Larson is seeking $12 million from next year's state bonding bill and another $12 million city-issued bond. Spirit Mountain would be asked to cover half of the city's debt, and tourism taxes would cover the other half.
The investment would be the mountain's largest since the recreation area was formed in 1973. The city has spent a total of $19.8 million in tourism taxes and issued $19.3 million in bonds to support operations and infrastructure in the years since.
Larson's plan to upgrade the mountain's facilities largely follows recommendations a task force and consultant issued earlier this year to put the city-owned ski hill on better financial footing, attract more visitors and increase the mountain's economic impact for the city.
"Recommended investments include a new lift, upgrades to the beginner terrain and lighting, improvements to summer offerings and significant investment [in] the Skyline Chalet and other aging infrastructure," ski industry consultants SE Group wrote in a study of the mountain released in March. The proposed upgrades would see Spirit "achieving healthy operating margins that would allow it to weather weaker seasons, reinvest in maintenance, and service its debt toward being a self-sustaining operation."
Spirit Mountain has fallen badly behind on infrastructure improvements as its current financial arrangement typically allows it to cover operations but not put money toward capital needs. Duluth has spent an average $1.2 million annually over the past five years to subsidize the mountain through tourism tax collections — which includes an emergency bailout in December 2019 and another cash infusion last fall to reopen the mountain after a summer closure.
A profit is expected for the season that recently ended, and interim Executive Director Ann Glumac said a number of upgrades are already planned using city and mountain funds.
Larson said "modest" price increases will be expected at the mountain, and added the board of directors and the city would enter a 10-year agreement that clearly defines roles and expectations. A City Council member and a city staffer could be added to the board to provide added oversight.
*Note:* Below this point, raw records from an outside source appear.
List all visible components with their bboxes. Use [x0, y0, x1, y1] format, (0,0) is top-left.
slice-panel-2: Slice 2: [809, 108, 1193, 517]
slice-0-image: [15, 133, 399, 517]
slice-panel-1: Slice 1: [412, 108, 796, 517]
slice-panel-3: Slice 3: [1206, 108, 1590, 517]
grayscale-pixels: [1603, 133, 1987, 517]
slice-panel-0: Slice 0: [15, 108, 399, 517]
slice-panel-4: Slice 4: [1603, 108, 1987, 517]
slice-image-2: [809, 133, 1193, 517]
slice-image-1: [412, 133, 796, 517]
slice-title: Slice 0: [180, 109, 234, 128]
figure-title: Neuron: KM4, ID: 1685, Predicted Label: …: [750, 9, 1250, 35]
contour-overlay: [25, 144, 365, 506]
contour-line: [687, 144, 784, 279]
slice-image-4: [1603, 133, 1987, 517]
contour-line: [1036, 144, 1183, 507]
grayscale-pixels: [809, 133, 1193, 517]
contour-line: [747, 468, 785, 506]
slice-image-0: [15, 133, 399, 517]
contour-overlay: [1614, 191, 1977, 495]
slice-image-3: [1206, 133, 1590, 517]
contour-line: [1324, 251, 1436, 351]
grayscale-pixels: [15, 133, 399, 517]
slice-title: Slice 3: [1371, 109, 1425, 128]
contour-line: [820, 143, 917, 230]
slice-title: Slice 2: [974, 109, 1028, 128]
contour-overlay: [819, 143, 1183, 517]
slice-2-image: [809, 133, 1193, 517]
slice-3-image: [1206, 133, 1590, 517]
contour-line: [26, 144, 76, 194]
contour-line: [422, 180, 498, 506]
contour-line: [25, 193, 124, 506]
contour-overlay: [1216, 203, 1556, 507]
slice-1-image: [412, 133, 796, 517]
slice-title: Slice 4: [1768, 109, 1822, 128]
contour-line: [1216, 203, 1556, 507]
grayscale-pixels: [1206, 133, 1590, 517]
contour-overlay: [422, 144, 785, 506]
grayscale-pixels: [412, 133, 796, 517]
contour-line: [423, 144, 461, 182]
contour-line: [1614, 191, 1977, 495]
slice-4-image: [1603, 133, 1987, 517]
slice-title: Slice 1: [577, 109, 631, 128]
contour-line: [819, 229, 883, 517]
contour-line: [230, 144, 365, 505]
Should the $24 million investment move forward, increased tourism tax support for Spirit could mean less money for other area attractions that depend on city support for operations. Jim Filby Williams, the city's director of parks, properties and libraries, said the tourism tax spending will be less "reactive" and added that Spirit Mountain is specifically identified in state law as an organization that should benefit from the tax.
Ultimately, the scope of the work will depend on the Legislature's willingness to support the project, he said.
If approved, work would begin in 2023 at the earliest and likely take several years.
On Monday the Duluth City Council will also consider forgiving $900,000 of Spirit Mountain's $1.2 million debt from a line of credit that has been maxed out for years.